Ancak önceki hüküm çerçevesinde kapsama girmediği halde karşı tarafın talebi doğrultusunda sözleşmelerini 13 Ekim’e kadar TL’ye çevirmek zorunda kalan mükelleflerin nasıl bir yol izleyeceğine ilişkin tebliğde bir açıklama yer almıyor.

Damga vergisi açıklığa kavuştu

Döviz veya dövize endeksli sözleşmelerin Türk Lirasına çevrilmesi durumunda yeni bir damga vergisi mükellefiyetin doğup doğmayacağı konusunda tereddütler bulunuyordu. Gelir İdaresi Başkanlığı 22 Kasım’da yayınladığı bir sirkülerle bu konuyu açıklığa kavuşturdu.
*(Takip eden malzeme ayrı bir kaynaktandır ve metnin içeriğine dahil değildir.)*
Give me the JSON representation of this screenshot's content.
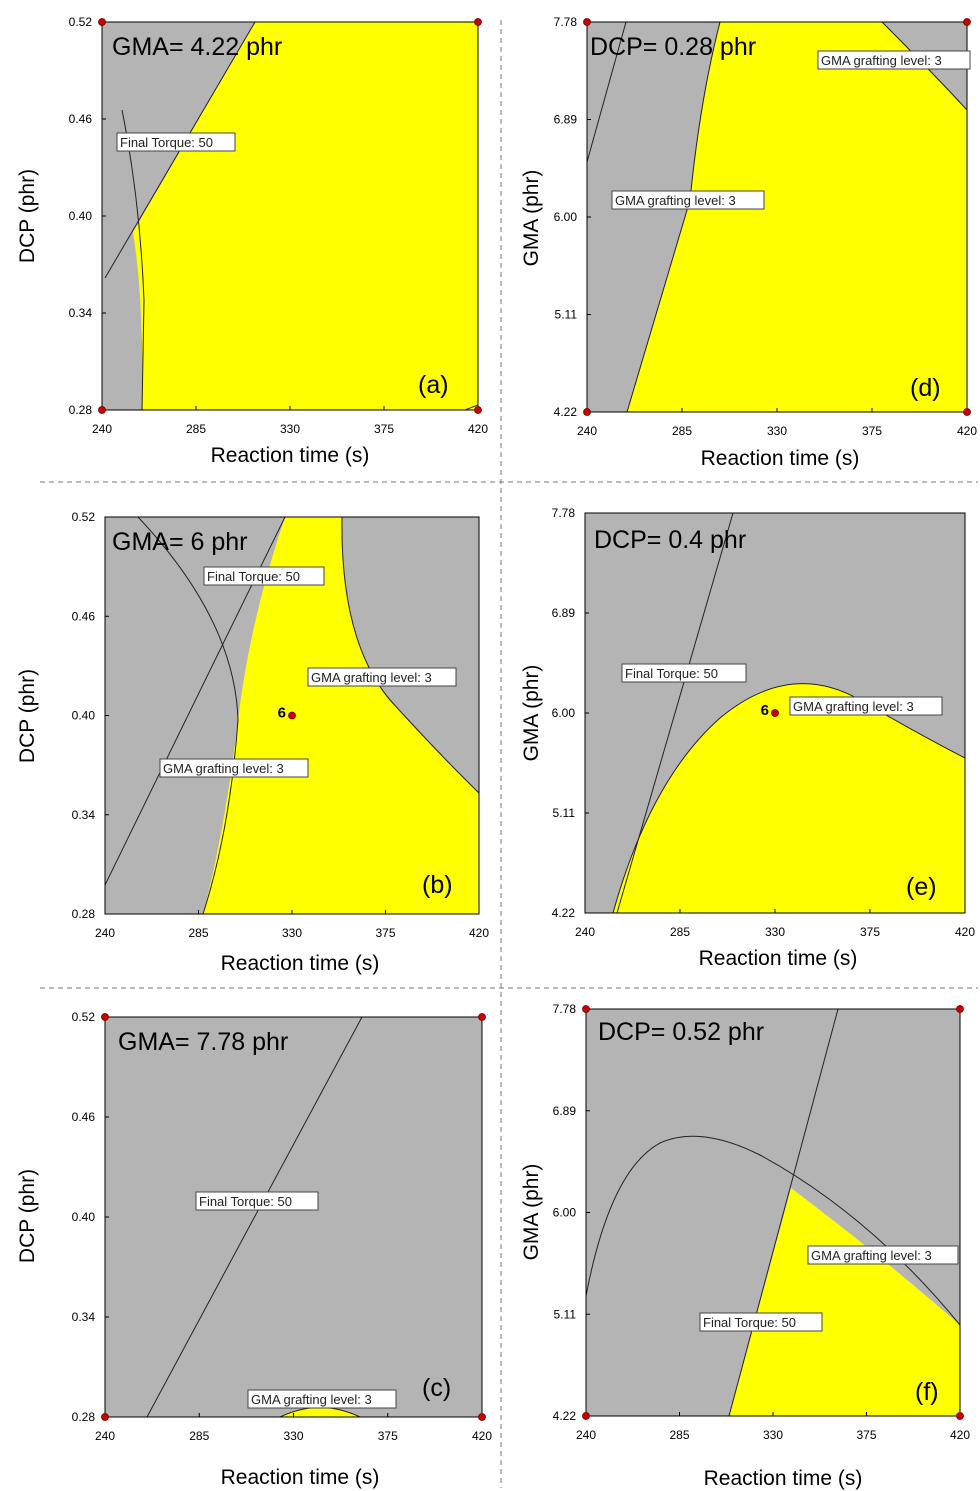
{
  "chart_data": [
    {
      "type": "contour",
      "panel": "(a)",
      "title": "GMA= 4.22 phr",
      "xlabel": "Reaction time (s)",
      "ylabel": "DCP (phr)",
      "xticks": [
        "240",
        "285",
        "330",
        "375",
        "420"
      ],
      "yticks": [
        "0.28",
        "0.34",
        "0.40",
        "0.46",
        "0.52"
      ],
      "xlim": [
        240,
        420
      ],
      "ylim": [
        0.28,
        0.52
      ],
      "colors": {
        "feasible": "#ffff00",
        "infeasible": "#b4b4b4"
      },
      "contour_labels": [
        "Final Torque: 50"
      ],
      "corner_points": true,
      "design_point": null
    },
    {
      "type": "contour",
      "panel": "(b)",
      "title": "GMA= 6 phr",
      "xlabel": "Reaction time (s)",
      "ylabel": "DCP (phr)",
      "xticks": [
        "240",
        "285",
        "330",
        "375",
        "420"
      ],
      "yticks": [
        "0.28",
        "0.34",
        "0.40",
        "0.46",
        "0.52"
      ],
      "xlim": [
        240,
        420
      ],
      "ylim": [
        0.28,
        0.52
      ],
      "colors": {
        "feasible": "#ffff00",
        "infeasible": "#b4b4b4"
      },
      "contour_labels": [
        "Final Torque: 50",
        "GMA grafting level: 3",
        "GMA grafting level: 3"
      ],
      "corner_points": false,
      "design_point": {
        "label": "6",
        "x": 330,
        "y": 0.4
      }
    },
    {
      "type": "contour",
      "panel": "(c)",
      "title": "GMA= 7.78 phr",
      "xlabel": "Reaction time (s)",
      "ylabel": "DCP (phr)",
      "xticks": [
        "240",
        "285",
        "330",
        "375",
        "420"
      ],
      "yticks": [
        "0.28",
        "0.34",
        "0.40",
        "0.46",
        "0.52"
      ],
      "xlim": [
        240,
        420
      ],
      "ylim": [
        0.28,
        0.52
      ],
      "colors": {
        "feasible": "#ffff00",
        "infeasible": "#b4b4b4"
      },
      "contour_labels": [
        "Final Torque: 50",
        "GMA grafting level: 3"
      ],
      "corner_points": true,
      "design_point": null
    },
    {
      "type": "contour",
      "panel": "(d)",
      "title": "DCP= 0.28 phr",
      "xlabel": "Reaction time (s)",
      "ylabel": "GMA (phr)",
      "xticks": [
        "240",
        "285",
        "330",
        "375",
        "420"
      ],
      "yticks": [
        "4.22",
        "5.11",
        "6.00",
        "6.89",
        "7.78"
      ],
      "xlim": [
        240,
        420
      ],
      "ylim": [
        4.22,
        7.78
      ],
      "colors": {
        "feasible": "#ffff00",
        "infeasible": "#b4b4b4"
      },
      "contour_labels": [
        "GMA grafting level: 3",
        "GMA grafting level: 3"
      ],
      "corner_points": true,
      "design_point": null
    },
    {
      "type": "contour",
      "panel": "(e)",
      "title": "DCP= 0.4 phr",
      "xlabel": "Reaction time (s)",
      "ylabel": "GMA (phr)",
      "xticks": [
        "240",
        "285",
        "330",
        "375",
        "420"
      ],
      "yticks": [
        "4.22",
        "5.11",
        "6.00",
        "6.89",
        "7.78"
      ],
      "xlim": [
        240,
        420
      ],
      "ylim": [
        4.22,
        7.78
      ],
      "colors": {
        "feasible": "#ffff00",
        "infeasible": "#b4b4b4"
      },
      "contour_labels": [
        "Final Torque: 50",
        "GMA grafting level: 3"
      ],
      "corner_points": false,
      "design_point": {
        "label": "6",
        "x": 330,
        "y": 6.0
      }
    },
    {
      "type": "contour",
      "panel": "(f)",
      "title": "DCP= 0.52 phr",
      "xlabel": "Reaction time (s)",
      "ylabel": "GMA (phr)",
      "xticks": [
        "240",
        "285",
        "330",
        "375",
        "420"
      ],
      "yticks": [
        "4.22",
        "5.11",
        "6.00",
        "6.89",
        "7.78"
      ],
      "xlim": [
        240,
        420
      ],
      "ylim": [
        4.22,
        7.78
      ],
      "colors": {
        "feasible": "#ffff00",
        "infeasible": "#b4b4b4"
      },
      "contour_labels": [
        "GMA grafting level: 3",
        "Final Torque: 50"
      ],
      "corner_points": true,
      "design_point": null
    }
  ]
}
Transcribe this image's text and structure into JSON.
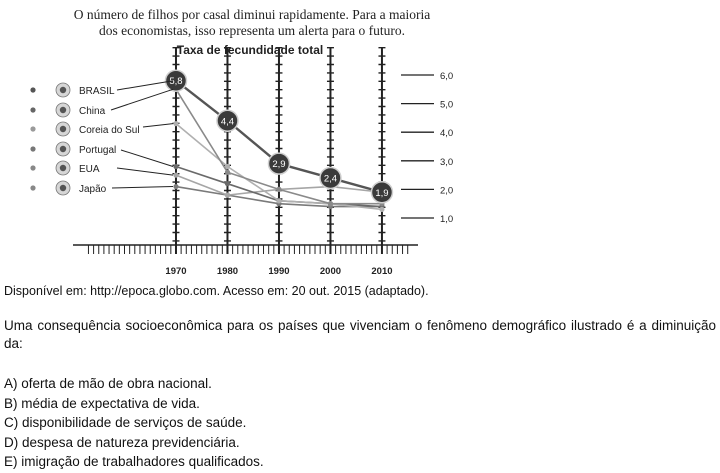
{
  "figure": {
    "headline_line1": "O número de filhos por casal diminui rapidamente. Para a maioria",
    "headline_line2": "dos economistas, isso representa um alerta para o futuro."
  },
  "chart_data": {
    "type": "line",
    "title": "Taxa de fecundidade total",
    "x": [
      1970,
      1980,
      1990,
      2000,
      2010
    ],
    "x_tick_labels": [
      "1970",
      "1980",
      "1990",
      "2000",
      "2010"
    ],
    "y_tick_labels": [
      "6,0",
      "5,0",
      "4,0",
      "3,0",
      "2,0",
      "1,0"
    ],
    "y_ticks": [
      6,
      5,
      4,
      3,
      2,
      1
    ],
    "ylim": [
      0.5,
      6.5
    ],
    "xlim": [
      1950,
      2017
    ],
    "legend_placement": "left",
    "series": [
      {
        "name": "BRASIL",
        "values": [
          5.8,
          4.4,
          2.9,
          2.4,
          1.9
        ],
        "color": "#555555",
        "width": 2.4,
        "labeled": true
      },
      {
        "name": "China",
        "values": [
          5.5,
          2.6,
          2.0,
          1.5,
          1.5
        ],
        "color": "#8a8a8a",
        "width": 1.6,
        "labeled": false
      },
      {
        "name": "Coreia do Sul",
        "values": [
          4.3,
          2.8,
          1.6,
          1.5,
          1.3
        ],
        "color": "#b0b0b0",
        "width": 1.6,
        "labeled": false
      },
      {
        "name": "Portugal",
        "values": [
          2.8,
          2.2,
          1.6,
          1.5,
          1.4
        ],
        "color": "#6a6a6a",
        "width": 1.6,
        "labeled": false
      },
      {
        "name": "EUA",
        "values": [
          2.5,
          1.8,
          2.0,
          2.1,
          1.9
        ],
        "color": "#a6a6a6",
        "width": 1.6,
        "labeled": false
      },
      {
        "name": "Japão",
        "values": [
          2.1,
          1.8,
          1.5,
          1.4,
          1.4
        ],
        "color": "#7a7a7a",
        "width": 1.6,
        "labeled": false
      }
    ],
    "data_labels": [
      "5,8",
      "4,4",
      "2,9",
      "2,4",
      "1,9"
    ],
    "grid": false
  },
  "caption": "Disponível em: http://epoca.globo.com. Acesso em: 20 out. 2015 (adaptado).",
  "question": "Uma consequência socioeconômica para os países que vivenciam o fenômeno demográfico ilustrado é a diminuição da:",
  "options": [
    "A) oferta de mão de obra nacional.",
    "B) média de expectativa de vida.",
    "C) disponibilidade de serviços de saúde.",
    "D) despesa de natureza previdenciária.",
    "E) imigração de trabalhadores qualificados."
  ]
}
Buna göre aşağıdaki şartların birlikte var olduğu işlemlerde TL’ye dönüşüme ilişkin kâğıtlardan ayrıca damga vergisi alınmayacak:

1. Sözleşmelerin diğer maddelerinde (taraf, süre uzatımı, yeni iş ilavesi vb.) bir değişiklik yapılmaksızın sadece bedele ilişkin düzenleme yapılması,

2. Türk Lirası cinsinden belirlenecek toplam bedelin, ilk sözleşmede yer alan döviz cinsinden bedel ile değişikliğe ilişkin kâğıdın düzenlendiği tarihteki TCMB’nin ilan ettiği cari döviz satış kurunun çarpımı suretiyle bulunacak tutarı geçmemesi,

3. İlk sözleşmeye atıf yapılmış olması.

Dönüşüm yapılırken yeni sözleşmenin yukarıdaki şekilde hesaplanan TL tutardan (dövizli sözleşmenin diğer maddelerinde bir değişiklik yapılmaksızın) daha yüksek bir bedel içermesi durumunda ise artan tutar üzerinden damga vergisi ödenmesi gerekiyor.

Sirkülerde son olarak; ilk sözleşmenin başka hükümlerinde de değişiklik olması veya bu sözleşme yerine geçecek tamamen yeni bir sözleşme yapılması durumunda, toplam tutar üzerinden damga vergisi ödenmesi gerektiği hatırlatılıyor.

 

Bu makalede yer alan açıklamalar, yazarının konu hakkındaki kişisel görüşünü yansıtmaktadır. Makaledeki bilgi ve açıklamalardan dolayı EY ve/veya Kuzey YMM ve Bağımsız Denetim A.Ş.’ye sorumluluk iddiasında bulunulamaz. Mevzuatın sık değiştirilen ve farklı anlayışlarla yorumlanabilen yapısı nedeniyle, herhangi bir konuda uygulama yapılmadan önce konunun uzmanlarından profesyonel yardım alınmasını tavsiye ederiz.